Silent Night

Silent night! Holy night!

All is calm, all is bright

Round yon virgin mother and child!

Holy infant, so tender and mild,

Sleep in heavenly peace!

Sleep in heavenly peace!

Silent night! Holy night!

Shepherds quake at the sight!

Glories stream from heaven afar,

Heavenly hosts sing Alleluia!

Christ the Savior is born!

Christ the Savior is born!

Silent night! Holy night!

Son of God, love’s pure light

Radiant beams from thy holy face

With the dawn of redeeming grace,

Jesus, Lord, at thy birth!

Jesus, Lord, at thy birth!

It wouldn’t be Christmas Eve without Silent Night. For generations, Christians have sung the carol together by candlelight on December 24. Our online Christmas Eve service this year includes a recording of our congregation singing Silent Night last year. Silent Night is a relative newcomer to the Christmas scene, though– it’s only two hundred years old!

Back in 1818, 26-year-old Father Joseph Mohr was the parish priest of a village called Oberndorf. That year, there had been significant flooding that damaged the church organ, rendering it inoperable for the Christmas Eve Mass. Desperate to make a meaningful Christmas Eve service, Father Mohr went to Franz Gruber, the organist of a neighboring town, and asked him to compose music to accompany Father Mohr’s poem on guitar.
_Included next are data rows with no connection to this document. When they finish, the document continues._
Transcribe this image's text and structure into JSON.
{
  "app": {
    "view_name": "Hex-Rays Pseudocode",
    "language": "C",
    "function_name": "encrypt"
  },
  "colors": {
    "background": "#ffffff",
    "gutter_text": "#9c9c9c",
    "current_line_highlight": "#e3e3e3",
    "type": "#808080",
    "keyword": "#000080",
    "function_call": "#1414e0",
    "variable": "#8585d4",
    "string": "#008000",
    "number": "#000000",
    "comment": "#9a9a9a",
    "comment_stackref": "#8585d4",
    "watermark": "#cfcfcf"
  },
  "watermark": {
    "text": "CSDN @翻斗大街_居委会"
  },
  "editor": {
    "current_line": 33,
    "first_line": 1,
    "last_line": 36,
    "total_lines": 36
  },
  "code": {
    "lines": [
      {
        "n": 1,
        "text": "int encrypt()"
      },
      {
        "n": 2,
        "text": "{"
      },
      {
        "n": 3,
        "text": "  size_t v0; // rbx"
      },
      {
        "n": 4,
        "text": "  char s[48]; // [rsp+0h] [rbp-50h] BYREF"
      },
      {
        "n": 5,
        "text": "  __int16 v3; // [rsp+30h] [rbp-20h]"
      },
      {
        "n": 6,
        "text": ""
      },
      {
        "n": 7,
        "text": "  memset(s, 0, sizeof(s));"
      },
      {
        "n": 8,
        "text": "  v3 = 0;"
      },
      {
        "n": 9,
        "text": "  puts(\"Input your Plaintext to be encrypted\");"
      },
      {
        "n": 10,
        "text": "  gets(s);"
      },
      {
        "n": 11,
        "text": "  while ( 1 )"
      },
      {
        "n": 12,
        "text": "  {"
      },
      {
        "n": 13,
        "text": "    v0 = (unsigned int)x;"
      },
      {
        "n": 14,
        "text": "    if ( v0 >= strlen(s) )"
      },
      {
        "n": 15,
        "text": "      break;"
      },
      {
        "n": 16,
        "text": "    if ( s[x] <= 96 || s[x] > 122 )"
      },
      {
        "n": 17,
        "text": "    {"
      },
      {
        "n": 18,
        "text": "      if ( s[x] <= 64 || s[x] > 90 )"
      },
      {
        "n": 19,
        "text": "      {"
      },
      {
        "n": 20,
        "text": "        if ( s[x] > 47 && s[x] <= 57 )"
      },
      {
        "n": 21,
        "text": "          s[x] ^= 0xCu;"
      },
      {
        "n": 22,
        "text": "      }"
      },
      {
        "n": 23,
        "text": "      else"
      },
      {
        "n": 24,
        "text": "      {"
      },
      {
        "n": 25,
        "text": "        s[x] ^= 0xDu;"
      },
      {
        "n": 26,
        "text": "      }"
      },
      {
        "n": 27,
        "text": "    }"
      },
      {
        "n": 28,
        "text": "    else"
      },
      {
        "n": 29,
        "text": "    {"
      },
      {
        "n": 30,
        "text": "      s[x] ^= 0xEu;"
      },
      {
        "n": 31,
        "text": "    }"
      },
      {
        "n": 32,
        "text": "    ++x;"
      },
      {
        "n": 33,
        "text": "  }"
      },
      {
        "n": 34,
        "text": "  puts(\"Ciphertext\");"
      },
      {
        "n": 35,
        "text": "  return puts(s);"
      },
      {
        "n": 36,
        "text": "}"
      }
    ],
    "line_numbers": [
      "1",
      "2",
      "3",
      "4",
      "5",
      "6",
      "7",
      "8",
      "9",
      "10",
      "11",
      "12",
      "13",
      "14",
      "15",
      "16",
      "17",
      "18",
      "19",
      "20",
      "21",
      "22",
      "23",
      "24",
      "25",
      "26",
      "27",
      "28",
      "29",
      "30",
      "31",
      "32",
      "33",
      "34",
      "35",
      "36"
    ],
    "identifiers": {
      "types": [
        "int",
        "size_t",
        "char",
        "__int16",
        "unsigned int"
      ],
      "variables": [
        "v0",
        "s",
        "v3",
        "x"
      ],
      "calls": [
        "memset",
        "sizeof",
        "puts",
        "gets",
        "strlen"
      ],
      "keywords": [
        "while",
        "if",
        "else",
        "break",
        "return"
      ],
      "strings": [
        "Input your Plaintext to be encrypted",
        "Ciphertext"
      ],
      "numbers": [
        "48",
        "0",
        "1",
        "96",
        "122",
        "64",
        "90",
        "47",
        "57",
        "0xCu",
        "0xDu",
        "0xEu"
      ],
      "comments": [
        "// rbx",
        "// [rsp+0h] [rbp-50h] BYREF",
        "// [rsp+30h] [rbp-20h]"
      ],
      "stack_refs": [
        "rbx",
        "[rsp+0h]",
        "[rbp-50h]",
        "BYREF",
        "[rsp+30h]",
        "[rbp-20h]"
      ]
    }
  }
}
Gruber worked very well under pressure, creating the beloved Silent Night tune to go along with the words written by Father Mohr.

The song was immediately popular, first reaching the U.S. in 1839. Unfortunately, the original manuscript was lost, and for decades no one knew the true composer of the music or lyrics. An original copy created in 1820 was discovered in 1995, identifying the true creators and telling about the flooded organ.

For two centuries, Silent Night has been bringing people together. Notably, Silent Night was sung by German and Allied soldiers during the “Christmas Truce” of 1914. Barely five months into World War One, then called “the Great War,” the men in the trenches decided that Christmas was no time for death. Across Europe, they laid down their weapons for one night and day. They sang carols across the trenches. They traded rations, cigarettes, and liquor. They retrieved the bodies of their fallen comrades. In one case, they even held a soccer match. When Christmas ended, the war resumed.

Christmas often comes as a respite from life’s trouble. It can be a break at the end of a year, a time-out from winter blues. For children and school staff, it marks a half-way point. Does it make a difference on December 26, though? Those soldiers in 1914 went right back to killing each other the next day.

I pray that Christmas makes a difference for you, not just on one or two days, but every day. I pray that the redeeming grace of our Lord Jesus shines brightly for you all year long. I pray that this Christmas might find you joining with the heavenly hosts singing Alleluia, praise be to God.

Son of God, you shine love’s pure light into my heart. May your redeeming grace transform my life today and every day. Amen.